Well, made it to about 42 days or so uptime and then rebooted. 3 of 4 cbs220 we have rebooted in last week at different times. Not much from log files.

jason-g · ‎12-03-2024

turned on debug logging and noticed these every 15 min or so in the log....

*Dec 03 2024 13:38:45.768+-500: %MCAST-7-GROUP_RANGE_INVALID: Received invalid group range 224.0.0.X
*Dec 03 2024 13:38:44.808+-500: %MCAST-7-GROUP_RANGE_INVALID: Received invalid group range 224.0.0.X
*Dec 03 2024 13:38:44.158+-500: %MCAST-7-GROUP_RANGE_INVALID: Received invalid group range 224.0.0.X
*Dec 03 2024 13:38:41.098+-500: %MCAST-7-GROUP_RANGE_INVALID: Received invalid group range 224.0.0.X
*Dec 03 2024 13:38:40.518+-500: %MCAST-7-GROUP_RANGE_INVALID: Received invalid group range 224.0.0.X
*Dec 03 2024 13:38:39.808+-500: %MCAST-7-GROUP_RANGE_INVALID: Received invalid group range 224.0.0.X
*Dec 03 2024 13:25:23.237+-500: %MCAST-7-GROUP_RANGE_INVALID: Received invalid group range 224.0.0.X
*Dec 03 2024 13:25:22.947+-500: %MCAST-7-GROUP_RANGE_INVALID: Received invalid group range 224.0.0.X
*Dec 03 2024 13:25:22.157+-500: %MCAST-7-GROUP_RANGE_INVALID: Received invalid group range 224.0.0.X
*Dec 03 2024 13:25:17.807+-500: %MCAST-7-GROUP_RANGE_INVALID: Received invalid group range 224.0.0.X
*Dec 03 2024 13:25:17.467+-500: %MCAST-7-GROUP_RANGE_INVALID: Received invalid group range 224.0.0.X
*Dec 03 2024 13:25:17.357+-500: %MCAST-7-GROUP_RANGE_INVALID: Received invalid group range 224.0.0.X

these (4) CBS220 switches have IGMP snopping enabled (although the documentation states IGMP snooping is disabled by default , and the running-config has no line items related to IGMP). so, as another "thing to try" I've disabled igmp snooping to see if that helps (again, grasping at straws). I determined the source of the IGMPv3 messages that trigger the above syslog messages and it is a known system on the same local broadcast domain as the mgmt interfaces of these switches.

jason-g · ‎12-03-2024

examples/screenshots attached of IGMPv3 messages that correlate to the "%MCAST-7-GROUP_RANGE_INVALID: Received invalid group range 224.0.0.X"

jason-g · ‎12-09-2024

our 4th cbs220 rebooted over the weekend at around 50 days uptime. That was with igmp snooping disabled as well. I had syslog logging to external syslog server set at debug level I will check those logs but I'm not confident that they will reveal anything.

jason-g · ‎12-09-2024

as expected, nothing in the syslogs around the time of the suspected crash and reboot. That was with debug level enabled

jason-g · ‎01-13-2025

two of four cbs220 appeared to "reboot" over the weekend (one on friday and one of SUnday) at the 50 day marker. I have a new theory : the switches are NOT rebooting, there is something with the "uptime" that gets reset after 50days. WHy do I think that ? the logs do not show any up/down events for the uplinks ports in/around the time of "reboot". I am using ntp (internal ntp server on our network, not the default ntp servers) and it shows in sync. the logs ("show logging") all show with an asterisk before them. Usually with Cisco IOS/IOS-XE switches that meant time NOT in sync at the time the log entry was generated. But the "show sntp configuration" and "show clock" are all showing "time source is sntp" and "sntp server status: Up".

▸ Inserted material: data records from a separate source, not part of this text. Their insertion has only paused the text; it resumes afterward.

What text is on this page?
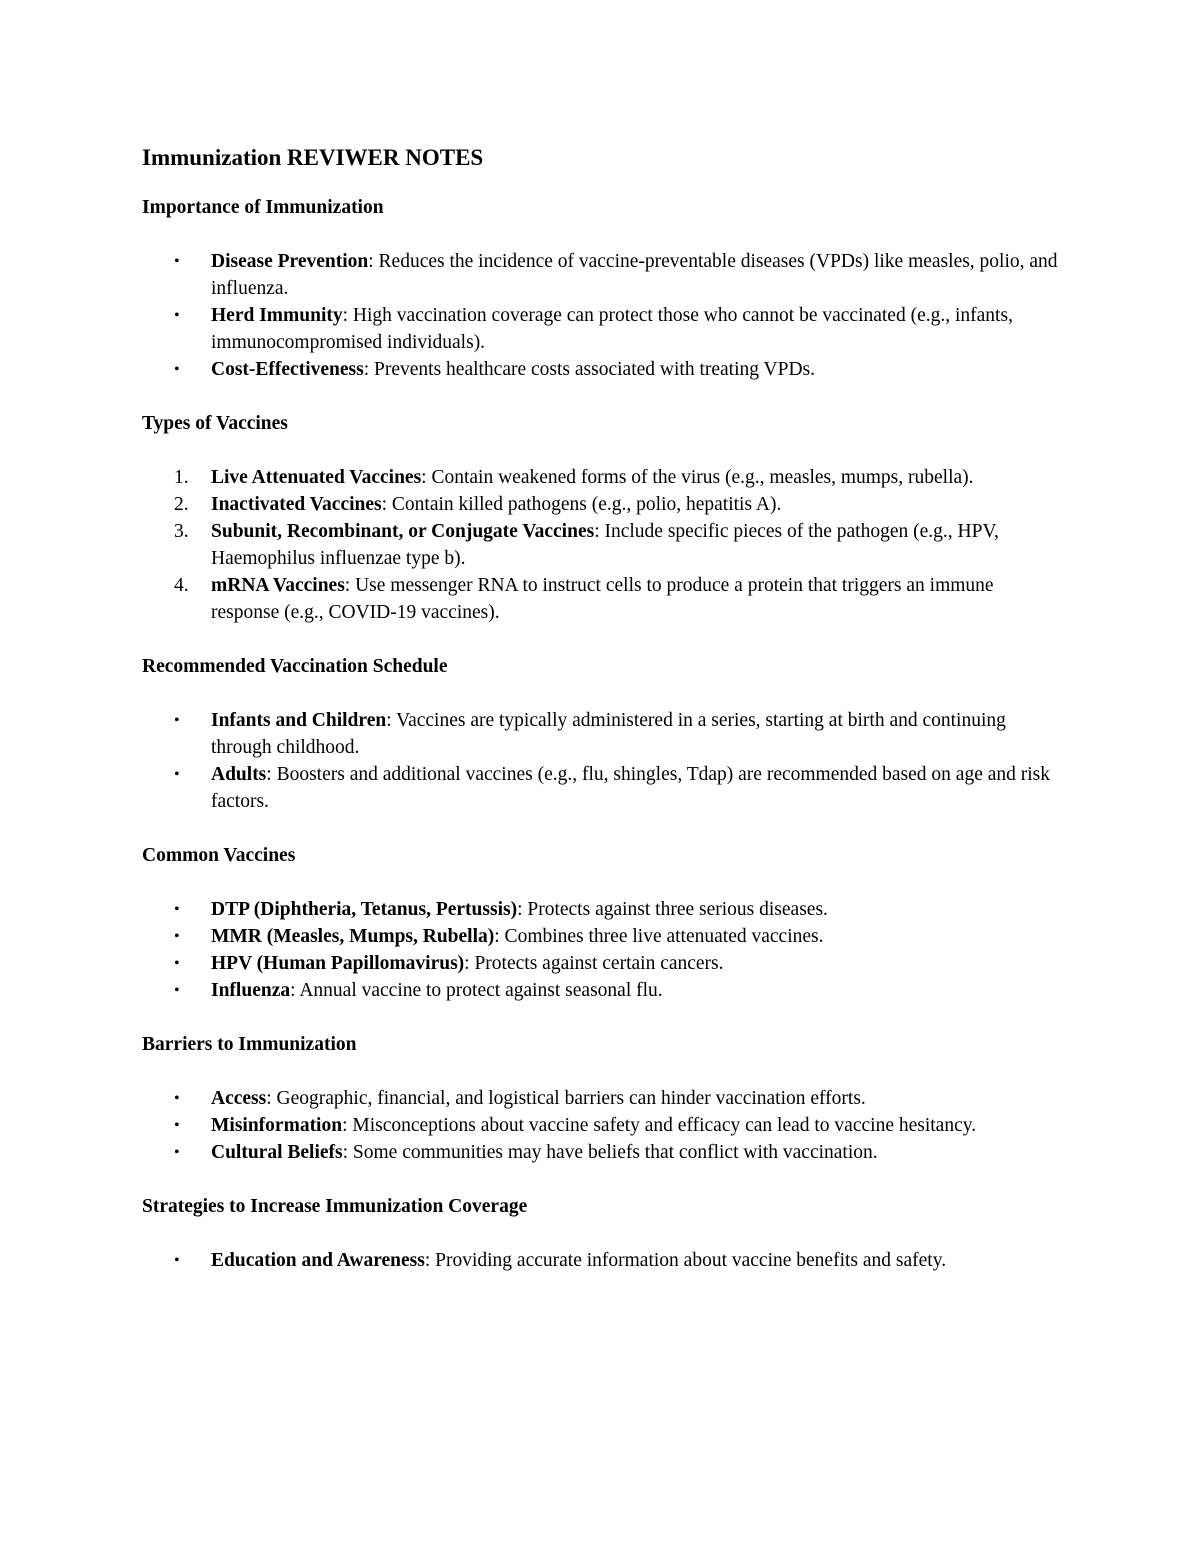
Immunization REVIWER NOTES
Importance of Immunization
•	Disease Prevention: Reduces the incidence of vaccine-preventable diseases (VPDs) like measles, polio, and influenza.
•	Herd Immunity: High vaccination coverage can protect those who cannot be vaccinated (e.g., infants, immunocompromised individuals).
•	Cost-Effectiveness: Prevents healthcare costs associated with treating VPDs.
Types of Vaccines
1.	Live Attenuated Vaccines: Contain weakened forms of the virus (e.g., measles, mumps, rubella).
2.	Inactivated Vaccines: Contain killed pathogens (e.g., polio, hepatitis A).
3.	Subunit, Recombinant, or Conjugate Vaccines: Include specific pieces of the pathogen (e.g., HPV, Haemophilus influenzae type b).
4.	mRNA Vaccines: Use messenger RNA to instruct cells to produce a protein that triggers an immune response (e.g., COVID-19 vaccines).
Recommended Vaccination Schedule
•	Infants and Children: Vaccines are typically administered in a series, starting at birth and continuing through childhood.
•	Adults: Boosters and additional vaccines (e.g., flu, shingles, Tdap) are recommended based on age and risk factors.
Common Vaccines
•	DTP (Diphtheria, Tetanus, Pertussis): Protects against three serious diseases.
•	MMR (Measles, Mumps, Rubella): Combines three live attenuated vaccines.
•	HPV (Human Papillomavirus): Protects against certain cancers.
•	Influenza: Annual vaccine to protect against seasonal flu.
Barriers to Immunization
•	Access: Geographic, financial, and logistical barriers can hinder vaccination efforts.
•	Misinformation: Misconceptions about vaccine safety and efficacy can lead to vaccine hesitancy.
•	Cultural Beliefs: Some communities may have beliefs that conflict with vaccination.
Strategies to Increase Immunization Coverage
•	Education and Awareness: Providing accurate information about vaccine benefits and safety.
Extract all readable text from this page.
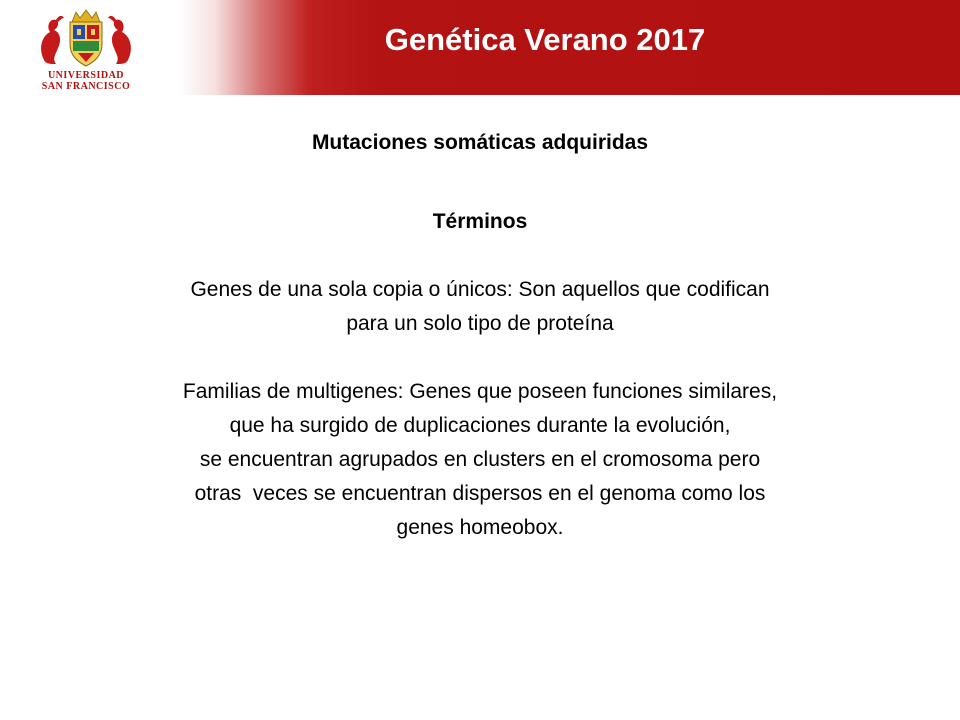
UNIVERSIDAD
SAN FRANCISCO
Genética Verano 2017

Mutaciones somáticas adquiridas

Términos

Genes de una sola copia o únicos: Son aquellos que codifican
para un solo tipo de proteína

Familias de multigenes: Genes que poseen funciones similares,
que ha surgido de duplicaciones durante la evolución,
se encuentran agrupados en clusters en el cromosoma pero
otras  veces se encuentran dispersos en el genoma como los
genes homeobox.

so - what do folks think about this theory ? something amiss with the "uptime" function in the "show version" output that causes it to reset uptime at 50 days? I have two consistent 50 days cycles now on 2 of 4 switches. my other two switches are at 36 and 41 days so I'm going to watch those at 50 days.

mp25 · ‎01-28-2025

I just posted about a reboot around 50 days. Your message interests me especially since my switch currently has an uptime of 48 days, while the tech support file indicates 147 days.

mp25 · ‎01-28-2025

But no, it can’t be that. My CCTV server stops recording because the PoE cameras reboot.

EDIT: no, finally it does not cut PoE power with this last firmware.

jason-g · ‎01-29-2025

this is not the same here - other than the "show version" indicating recent uptime/reboot, there is no actual reboot or ports down/up in the syslog. In my case, it truly appears to be something wonky with the uptime in "show version". Maybe just a cosmetic bug in my case.